确保使用pdfplumber而非PyPDF2（后者对中文支持较差）
检查系统是否安装中文字体（如simsun.ttc）

5.2 合同号识别失败

扩展正则表达式模式，添加更多变体

调试时输出原始文本片段辅助分析：

def debug_extract(pdf_text):
  print("=== 文本片段 ===")
  print(pdf_text[:500])  # 打印前500字符
  # 测试不同模式
  for pattern in patterns:
      print(f"模式 {pattern}: {re.search(pattern, pdf_text)}")

5.3 大文件处理优化

对超过50页的PDF采用分页处理：

def extract_large_pdf(pdf_path):
  pdf = pdfplumber.open(pdf_path)
  full_text = ""
  for i, page in enumerate(pdf.pages):
      if i > 0 and i % 10 == 0:  # 每10页处理一次
          contract_no = extract_contract_no(full_text)
          if contract_no != "未找到合同号":
              return contract_no
          full_text = ""
      full_text += page.extract_text() or ""
  pdf.close()
  return extract_contract_no(full_text)

六、扩展应用场景

本方案可轻松扩展至以下场景：

发票信息提取：修改正则表达式匹配税号、金额等字段
报告数据挖掘：提取特定章节的关键指标
文档归档系统：自动生成文档元数据索引

通过调整extract_contract_no()函数中的正则表达式模式，即可适配不同格式的文档处理需求。
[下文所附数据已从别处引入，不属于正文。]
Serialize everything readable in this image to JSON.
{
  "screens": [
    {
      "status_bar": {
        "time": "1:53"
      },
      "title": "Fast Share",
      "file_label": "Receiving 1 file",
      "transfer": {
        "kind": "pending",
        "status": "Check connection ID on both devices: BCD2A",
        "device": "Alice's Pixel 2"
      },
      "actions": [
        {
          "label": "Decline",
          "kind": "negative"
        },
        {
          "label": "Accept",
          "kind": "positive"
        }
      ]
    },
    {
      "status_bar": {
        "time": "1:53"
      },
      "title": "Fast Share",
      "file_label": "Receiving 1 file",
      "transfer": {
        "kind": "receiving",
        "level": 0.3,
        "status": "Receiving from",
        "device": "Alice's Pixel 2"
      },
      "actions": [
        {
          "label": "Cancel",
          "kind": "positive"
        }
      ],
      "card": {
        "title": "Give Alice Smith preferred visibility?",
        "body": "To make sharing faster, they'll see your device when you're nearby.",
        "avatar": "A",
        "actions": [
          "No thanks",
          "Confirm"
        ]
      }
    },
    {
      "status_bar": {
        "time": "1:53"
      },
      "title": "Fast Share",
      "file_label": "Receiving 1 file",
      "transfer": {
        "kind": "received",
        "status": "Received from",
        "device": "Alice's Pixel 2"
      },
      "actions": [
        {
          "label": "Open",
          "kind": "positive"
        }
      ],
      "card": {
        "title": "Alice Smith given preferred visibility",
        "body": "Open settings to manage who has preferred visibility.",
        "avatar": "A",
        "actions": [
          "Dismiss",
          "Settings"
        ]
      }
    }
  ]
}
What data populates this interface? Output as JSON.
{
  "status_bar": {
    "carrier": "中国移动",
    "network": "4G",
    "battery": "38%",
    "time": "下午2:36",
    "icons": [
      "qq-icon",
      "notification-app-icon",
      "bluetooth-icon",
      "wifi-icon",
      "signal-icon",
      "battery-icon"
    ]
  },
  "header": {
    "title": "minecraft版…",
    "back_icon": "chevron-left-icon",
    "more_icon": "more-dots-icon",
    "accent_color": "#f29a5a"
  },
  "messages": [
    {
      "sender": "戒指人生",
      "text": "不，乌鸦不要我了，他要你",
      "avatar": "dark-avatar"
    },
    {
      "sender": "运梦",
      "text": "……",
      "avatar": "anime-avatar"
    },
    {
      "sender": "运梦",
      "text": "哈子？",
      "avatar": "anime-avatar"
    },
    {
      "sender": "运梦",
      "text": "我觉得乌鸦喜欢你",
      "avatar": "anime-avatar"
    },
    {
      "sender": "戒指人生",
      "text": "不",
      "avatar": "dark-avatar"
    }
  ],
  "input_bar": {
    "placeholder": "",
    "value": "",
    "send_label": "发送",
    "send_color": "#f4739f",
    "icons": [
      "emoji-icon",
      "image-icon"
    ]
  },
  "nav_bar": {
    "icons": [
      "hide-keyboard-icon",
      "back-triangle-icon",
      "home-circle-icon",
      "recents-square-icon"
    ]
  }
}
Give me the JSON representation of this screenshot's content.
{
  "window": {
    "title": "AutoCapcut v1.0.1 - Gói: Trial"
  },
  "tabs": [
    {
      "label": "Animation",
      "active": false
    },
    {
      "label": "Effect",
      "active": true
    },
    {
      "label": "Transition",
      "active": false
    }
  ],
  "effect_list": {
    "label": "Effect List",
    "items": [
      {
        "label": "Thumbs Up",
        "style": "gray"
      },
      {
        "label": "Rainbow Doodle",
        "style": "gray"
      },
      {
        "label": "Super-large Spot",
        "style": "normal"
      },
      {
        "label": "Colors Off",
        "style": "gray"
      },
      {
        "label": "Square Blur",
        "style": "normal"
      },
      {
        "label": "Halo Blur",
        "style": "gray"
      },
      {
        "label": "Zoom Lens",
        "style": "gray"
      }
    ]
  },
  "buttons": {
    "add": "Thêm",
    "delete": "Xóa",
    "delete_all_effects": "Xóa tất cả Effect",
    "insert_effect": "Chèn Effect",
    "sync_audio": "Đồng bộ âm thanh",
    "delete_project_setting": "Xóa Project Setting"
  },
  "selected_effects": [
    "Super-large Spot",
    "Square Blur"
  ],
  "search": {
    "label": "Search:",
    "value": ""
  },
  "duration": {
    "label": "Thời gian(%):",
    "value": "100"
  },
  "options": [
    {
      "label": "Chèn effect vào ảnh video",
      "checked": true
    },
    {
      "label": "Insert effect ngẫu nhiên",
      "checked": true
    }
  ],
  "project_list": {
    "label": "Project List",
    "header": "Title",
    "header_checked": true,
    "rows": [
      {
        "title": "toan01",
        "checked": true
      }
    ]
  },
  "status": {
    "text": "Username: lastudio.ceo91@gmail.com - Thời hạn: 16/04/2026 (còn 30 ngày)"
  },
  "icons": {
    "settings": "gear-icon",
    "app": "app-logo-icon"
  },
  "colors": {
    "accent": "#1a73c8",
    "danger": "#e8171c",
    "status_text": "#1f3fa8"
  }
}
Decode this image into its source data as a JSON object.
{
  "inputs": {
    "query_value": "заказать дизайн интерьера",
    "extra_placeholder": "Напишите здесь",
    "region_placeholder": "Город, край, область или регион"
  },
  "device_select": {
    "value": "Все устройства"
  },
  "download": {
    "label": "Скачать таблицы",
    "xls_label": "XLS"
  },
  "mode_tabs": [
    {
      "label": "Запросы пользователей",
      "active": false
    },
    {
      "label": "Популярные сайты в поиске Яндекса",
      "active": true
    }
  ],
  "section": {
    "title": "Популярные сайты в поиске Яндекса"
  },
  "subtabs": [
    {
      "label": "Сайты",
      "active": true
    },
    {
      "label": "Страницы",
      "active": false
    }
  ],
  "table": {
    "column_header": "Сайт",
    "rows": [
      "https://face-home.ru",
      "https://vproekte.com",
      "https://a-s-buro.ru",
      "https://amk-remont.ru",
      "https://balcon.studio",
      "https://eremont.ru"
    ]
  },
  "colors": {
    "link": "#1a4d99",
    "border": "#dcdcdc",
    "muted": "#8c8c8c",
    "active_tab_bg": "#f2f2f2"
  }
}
建议将核心逻辑封装为类，提高代码复用性：

class PDFDataExtractor:
    def __init__(self, patterns):
        self.patterns = patterns
    def extract(self, text):
        for pattern in self.patterns:
            match = re.search(pattern, text)
            if match:
                return match.group(1)
        return None

本方案通过模块化设计实现了高可扩展性，开发者可根据实际需求灵活调整各组件。对于企业级应用，建议添加数据库持久层和Web界面，构建完整的文档处理工作流系统。